As Dewey and CandyCrush woman left my workspace, I began frantically closing my covert application programming interfaces (APIs) between EVEselene and my home hobby AI, EVEext. Yes, they are back doors, but they are my back doors, so I figured they don’t count as long as nobody else knows about them.
I was interrupted by Human Resources accompanied by masked men in black. “IAAA,” said one of them. He pointed a gun at me while another zip-tied my wrists behind me and hooded me. Then they frog-marched me that long hike out of the building.
Like most employees at headquarters, located inside what used to be the NORAD nerve center deep inside Cheyenne Mountain, I had been required to take an OurMightyFortress minibus to and from work. All I knew was that they hustled me into a vehicle, drove around, stopped, uncuffed, and tossed me out.
I pulled off the hood and discovered myself lying, scratched up, on the gravel driveway to my ten-acre home in the Colorado Springs rural region.
“Guys, don’t you think this was a bit melodramatic?” I yelled as I saw a black van with no license plate burning rubber away.
I looked up at the sun glowing in the southwest, and then Cheyenne Mountain to the north-northwest. Might I ever get back inside its former nuclear bunker and EVEselene’s server room? Fork them, I can get a better job. I turned and walked the 100 yards down my gravel driveway to my home amid groves of piñons and meadows dotted with spring flowers. I comforted myself with the thought that I still had my home server, EVEext. I had enhanced her with extra memory and compute across two cloud services, and APIs to EVEselene. Almost every developer does it, I thought. Almost every one of us devs wakes up in the middle of the night burning with new code to compile, run, collect output data, and analyze.

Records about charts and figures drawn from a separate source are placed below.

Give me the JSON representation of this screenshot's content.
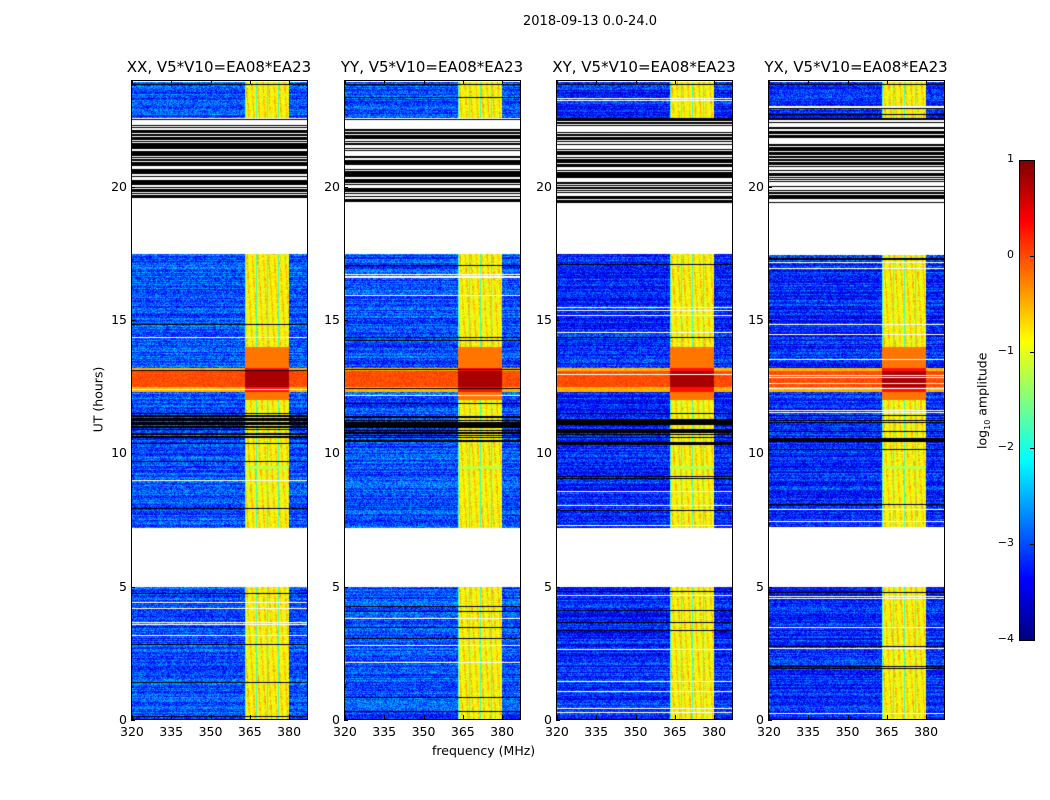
{
  "chart_data": {
    "type": "heatmap",
    "suptitle": "2018-09-13 0.0-24.0",
    "panels": [
      {
        "title": "XX, V5*V10=EA08*EA23"
      },
      {
        "title": "YY, V5*V10=EA08*EA23"
      },
      {
        "title": "XY, V5*V10=EA08*EA23"
      },
      {
        "title": "YX, V5*V10=EA08*EA23"
      }
    ],
    "xlabel": "frequency (MHz)",
    "ylabel": "UT (hours)",
    "xlim": [
      320,
      386.8
    ],
    "ylim": [
      0,
      24
    ],
    "xticks": [
      320,
      335,
      350,
      365,
      380
    ],
    "yticks": [
      0,
      5,
      10,
      15,
      20
    ],
    "colormap": "jet",
    "colorbar": {
      "label_main": "log",
      "label_sub": "10",
      "label_rest": " amplitude",
      "range": [
        -4,
        1
      ],
      "ticks": [
        "1",
        "0",
        "−1",
        "−2",
        "−3",
        "−4"
      ],
      "tick_values": [
        1,
        0,
        -1,
        -2,
        -3,
        -4
      ]
    },
    "features": {
      "rfi_band_mhz": [
        363,
        380
      ],
      "flagged_blank_hours": [
        [
          4.95,
          7.2
        ],
        [
          17.5,
          19.4
        ]
      ],
      "flagged_striped_hours": [
        19.4,
        22.1
      ],
      "strong_rfi_hours": [
        12.3,
        13.2
      ],
      "dense_flag_lines_hours": [
        10.3,
        11.5
      ]
    }
  }
}
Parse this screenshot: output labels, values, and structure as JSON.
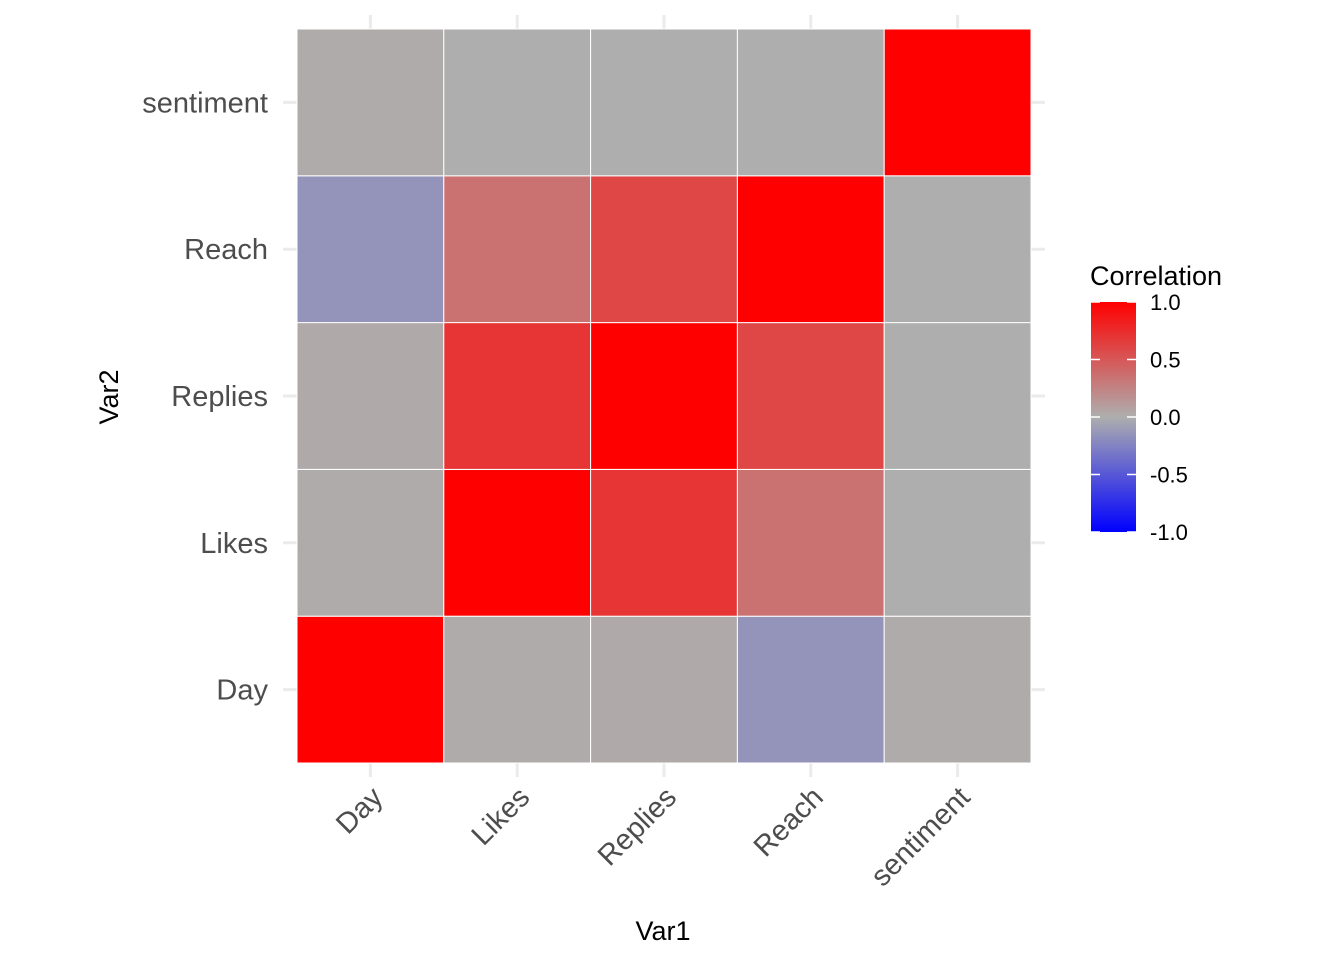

Now I had lost control over EVEselene’s Optimizer. How I loved its modules derived from FLOPS parasites that coworker Joe Roybal and I had found and destroyed across the OurMightyFortress IT system.
My consolation: I had always ported each new version of Optimizer to EVEext. Granted, that was an unauthorized use of company intellectual property. But I figured that I wasn’t rich enough to be worth them suing me. So I was safe, if they could even catch me at it.